I will be turning in my resignation today.

by AK - Jeff 54 Replies latest jw experiences

  • AK - Jeff
    AK - Jeff

    From the dubs. After being cornered and tired of the games, I suggested Kevin Elder meet me and I would give him my letter of DA. He doesn't know it has been posted on this forum and on Jwfacts site for a week or better, and that I sent many copies of it out to former friends last Friday. So they will see it before he does. I also emailed some witnesses with the web page address [yea like they would ever look on the web]. I imagine it is horrible thought for them that someone would post such a thing on the internet for all to see.

    I dissed the 'chairman of the judicial committee' with this approach. He is a self righteious ass hole, and so I bypassed him entirely by contacting this elder instead. I am sure the 'hate me with great hatred' at the KH about now.

    This weekend I noticed a greater sense of life and freedom than I have felt before. I think I really needed this closure, though I thought I didn't.

    Jeff

  • Pubsinger
    Pubsinger

    Hi Jeff.

    Not really familiar with your story but I hope it works out well.

    Interesting comment about needing the closure but not realising that you did.

    I think lots of us who are not DA'd or DF'd but rather have faded or have been labelled "DA'd by our actions" have wondered whether we should seek full closure.

    Pub

  • purplesofa
    purplesofa
    I think I really needed this closure, though I thought I didn't.

    I think that is where I am at to be able to move on.

    Will be thinking of you throughout the day.

    purps

  • AK - Jeff
    AK - Jeff

    I have been on a real high since I determined this final act to the play, Pubsinger.

    There is just something about finally saying, in words on paper, 'I am done with your little cult guys'. There is no significance to me as to how they view me, it is about how I view me, I think.

    I don't know if one ever closes the book on 40 yrs of cult indoctrination, but I sense that personal dignity is part of this for me at least. Everyone knows precisely where I stand now.

    Jeff

  • Pubsinger
    Pubsinger

    Hi Purple

    In what way are you wanting to move on?

    In life or in faith?

    It's an interesting point that's been raised here.

    Actually is it possible to move on in one of those areas whilst being stuck in another?

  • purplesofa
    purplesofa
    There is no significance to me as to how they view me, it is about how I view me, I think.

    Exactly

    purps

  • Pubsinger
    Pubsinger

    Jeff.

    Glad to here it!

    I personally have moved on both in faith and in life and so I have closure even though I don't think they have (as shown by the fact that some treat me one way, some another and some keep changing their minds!)

    My wife though struggles with exactly this issue especially with respects to family. I think she would like to know and for everyone else to know where we stand.

  • purplesofa
    purplesofa

    I think its just like when you work towards baptism or marriage. There is a difinitive statement. A decision, you and everyone else knows where you stand.........and with that I think there is freedom.

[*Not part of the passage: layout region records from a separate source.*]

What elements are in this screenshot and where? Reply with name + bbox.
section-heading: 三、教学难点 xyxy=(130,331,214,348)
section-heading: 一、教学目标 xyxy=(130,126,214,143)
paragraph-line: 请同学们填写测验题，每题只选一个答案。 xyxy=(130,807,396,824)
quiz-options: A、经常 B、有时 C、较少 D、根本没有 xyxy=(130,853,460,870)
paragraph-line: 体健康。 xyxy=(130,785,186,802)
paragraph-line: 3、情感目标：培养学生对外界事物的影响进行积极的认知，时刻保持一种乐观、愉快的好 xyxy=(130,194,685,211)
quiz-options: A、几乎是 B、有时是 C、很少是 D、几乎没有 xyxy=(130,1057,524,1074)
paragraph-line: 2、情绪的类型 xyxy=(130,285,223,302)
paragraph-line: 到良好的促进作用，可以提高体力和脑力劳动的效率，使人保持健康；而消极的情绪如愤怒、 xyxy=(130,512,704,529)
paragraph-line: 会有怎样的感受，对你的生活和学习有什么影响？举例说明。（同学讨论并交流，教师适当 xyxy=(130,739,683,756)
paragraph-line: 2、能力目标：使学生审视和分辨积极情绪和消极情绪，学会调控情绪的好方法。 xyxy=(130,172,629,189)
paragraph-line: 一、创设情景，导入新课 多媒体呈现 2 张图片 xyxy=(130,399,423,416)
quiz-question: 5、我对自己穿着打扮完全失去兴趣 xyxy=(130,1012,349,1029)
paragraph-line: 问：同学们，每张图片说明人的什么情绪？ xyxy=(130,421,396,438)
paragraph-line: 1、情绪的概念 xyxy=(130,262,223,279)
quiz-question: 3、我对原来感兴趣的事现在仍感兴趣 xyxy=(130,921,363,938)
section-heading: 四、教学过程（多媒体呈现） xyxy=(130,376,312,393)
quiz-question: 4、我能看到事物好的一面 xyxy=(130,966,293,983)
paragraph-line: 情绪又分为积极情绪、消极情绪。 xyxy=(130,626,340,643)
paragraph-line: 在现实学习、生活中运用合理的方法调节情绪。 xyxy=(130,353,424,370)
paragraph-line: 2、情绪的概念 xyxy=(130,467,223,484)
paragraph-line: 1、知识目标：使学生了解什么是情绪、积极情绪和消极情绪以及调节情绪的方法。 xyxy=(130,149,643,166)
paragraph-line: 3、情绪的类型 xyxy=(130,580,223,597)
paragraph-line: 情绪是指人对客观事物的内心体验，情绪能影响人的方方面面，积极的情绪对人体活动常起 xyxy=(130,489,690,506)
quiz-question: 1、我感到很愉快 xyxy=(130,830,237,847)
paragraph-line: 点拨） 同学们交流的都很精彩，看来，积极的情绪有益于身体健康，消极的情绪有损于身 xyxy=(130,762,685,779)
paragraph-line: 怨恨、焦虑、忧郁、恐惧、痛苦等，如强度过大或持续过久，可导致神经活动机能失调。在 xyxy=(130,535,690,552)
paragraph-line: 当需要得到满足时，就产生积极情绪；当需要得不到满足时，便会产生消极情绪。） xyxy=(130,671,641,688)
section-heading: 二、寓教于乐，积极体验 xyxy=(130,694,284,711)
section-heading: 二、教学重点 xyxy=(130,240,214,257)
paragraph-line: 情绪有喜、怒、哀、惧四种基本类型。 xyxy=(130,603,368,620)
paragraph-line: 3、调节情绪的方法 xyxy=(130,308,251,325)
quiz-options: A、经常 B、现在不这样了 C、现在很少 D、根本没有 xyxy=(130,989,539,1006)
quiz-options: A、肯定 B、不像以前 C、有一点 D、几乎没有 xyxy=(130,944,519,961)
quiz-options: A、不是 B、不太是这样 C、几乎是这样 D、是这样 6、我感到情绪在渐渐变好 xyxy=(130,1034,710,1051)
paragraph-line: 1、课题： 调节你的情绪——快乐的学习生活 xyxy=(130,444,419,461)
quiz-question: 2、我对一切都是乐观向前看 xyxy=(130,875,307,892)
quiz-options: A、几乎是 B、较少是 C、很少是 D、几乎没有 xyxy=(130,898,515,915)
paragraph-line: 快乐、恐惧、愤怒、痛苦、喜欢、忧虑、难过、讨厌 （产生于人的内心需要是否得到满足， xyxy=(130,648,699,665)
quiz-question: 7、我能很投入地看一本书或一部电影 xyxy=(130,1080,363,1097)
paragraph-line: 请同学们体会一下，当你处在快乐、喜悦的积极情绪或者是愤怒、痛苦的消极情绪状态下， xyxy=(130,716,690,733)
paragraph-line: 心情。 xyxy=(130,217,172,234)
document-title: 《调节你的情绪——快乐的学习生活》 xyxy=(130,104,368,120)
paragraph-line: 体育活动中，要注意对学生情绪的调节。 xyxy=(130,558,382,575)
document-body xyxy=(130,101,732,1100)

    I know I will have to do this to feel and be what I want to do.

    But, my Mom is in, and I want to get her out as well. I could not bear it if I did not do all I could to "save her Life"

    purps

    gotta go to work.

    Jeff

    Again, thanks for sharing your experiance.

    purps

  • Dismembered
    Dismembered

    Cheers AK - Jeff,

    You did the right thing!

    Dismembered

  • jayhawk1
    jayhawk1

    There are times I wish I could do the same and DA. There is no pressure from the local Congregation and my elderly JW neighbor needs me, so it is not an avenue I care to go down. I do understand the closure thing, for me it sometimes feels like an open wound. Especially around holidays when I want to decorate the house for additional bonding time with my daughter. Maybe this year I will decorate the inside of her room at Christmas.